Something That Looks 'Editorial'
Our colleague asked for clarification in the blog's comments and the following was left in reply:
In this context, [editorial] usually means something outside the box, higher end, meant to inspire vs being super practical and functional. Like the styled outfit shoots in a fashion magazine like Vogue differ from an article about the best sneakers to wear at Disneyworld.
The use isn't just appearing on websites about design:
This [nude eyelashes] trend feels very editorial, like some kind of ethereal alien and I love it. Instead of lashings of black mascara this used a nude colour to coat your lashes.
— IMAGE, 21 Sept. 2018
Hester Sunshine has titled her collection 'Cyber Rococo' or 'Y2K Coco,' She wants everyone to get ready for something 'extra'. The first look is very 'extra'. It is very fun. It is also VERY editorial. Les thinks it could work for a ballet.
— Tamara Tattles, (tamaratattles.com, blog), 14 June 2019
Tracing the New Use of 'Editorial'
In broadest terms, this new use of editorial means "visually striking, especially in a way that evokes high fashion."
It mostly appears in British and Australian English sources as of this writing, but it's not particularly new at all:
Fashion people have an expression—"very editorial"—to describe clothes that look stunning in magazine fashion shoots but which nobody in their right mind would actually wear.
— Jess Cartner-Morley, The Guardian (London), 9 Mar. 2001
The use seems to have its origin in the world of advertising and the images used therein. In the specific context of print advertising, editorial photography is often contrasted with advertising photography: in the former, the photographs are used to tell a story or to express a mood; in the latter, they sell a product. Since the 1990s, the word editorial has been applied as a descriptor of ads that blur the line between the two:
Developed by San Francisco's Kevin McPhee & Associates, the [magazine ad] campaign depicts world-class skiers posed informally on the slopes in Marmot gear, alongside newsy bits of copy relating the skiers' most exhilarating experiences.
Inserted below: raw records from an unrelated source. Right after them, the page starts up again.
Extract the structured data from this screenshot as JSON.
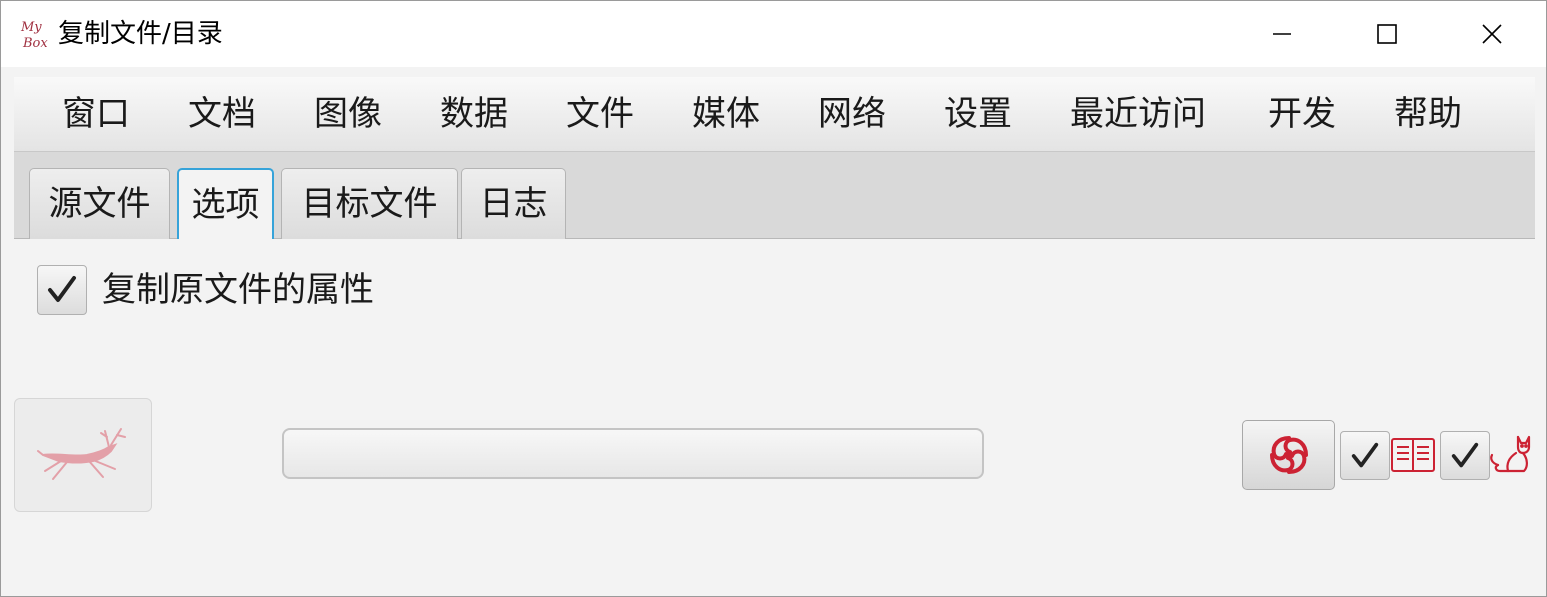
{
  "window": {
    "title": "复制文件/目录",
    "logo_text_top": "My",
    "logo_text_bottom": "Box"
  },
  "menu": {
    "items": [
      "窗口",
      "文档",
      "图像",
      "数据",
      "文件",
      "媒体",
      "网络",
      "设置",
      "最近访问",
      "开发",
      "帮助"
    ]
  },
  "tabs": {
    "items": [
      "源文件",
      "选项",
      "目标文件",
      "日志"
    ],
    "selected": "选项"
  },
  "options": {
    "copy_attributes_label": "复制原文件的属性",
    "copy_attributes_checked": true
  },
  "footer": {
    "run_button_icon": "running-deer-icon",
    "progress_value": 0,
    "tool_button_icon": "mybox-swirl-icon",
    "toggle1_checked": true,
    "toggle1_icon": "book-icon",
    "toggle2_checked": true,
    "toggle2_icon": "cat-icon"
  },
  "colors": {
    "accent_red": "#cc2233",
    "tab_focus": "#36a3d9",
    "background": "#f3f3f3"
  }
}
The copy appears in alternative typefaces, like those used on the editorial spreads of magazines that speak to younger, more adventurous readers. "We wanted the ads to look very editorial," explained David Begler, who wrote the campaign, "and we chose people who are hardcore skiers to convey the message that, with this outerwear, people can have peak experiences of their own."
— DNR (The Daily News Record), 9 Oct. 1995
The practice of course quickly spread beyond print:
A new lifestyle program premiering this weekend on the Ten network originally set out to disguise "advertorials" as editorial content. "The whole idea is you're not supposed to know the difference between advertorial and editorial," the program's creator, Tony Ellis, told Media two weeks ago. Australia's Property Hotspots features stories about real estate made by a property developer, Ellis, and his wife, Anna McMahon, who hosts the show.... The series director, Brett Head, said: "It's all shot so that it looks very editorial. It's very different from any other type of advertorial program." According to Ellis, companies pay to be featured in the stories. "We charge $9900. For that they get a three-minute advertorial and 50 VHS copies of the program."
— John Little, The Australian, 12 Aug. 1999
And what of advertorial, addressed in the quote above? That word has been used to refer to an advertisement that imitates editorial format—that is, to editorial ads—since the early 20th century, but it hasn't strayed from its original meaning; no one is looking for an advertorial sofa.
Reader, this editor can certainly understand. Editorial is a much more editorial word.
Words We're Watching talks about words we are increasingly seeing in use but that have not yet met our criteria for entry.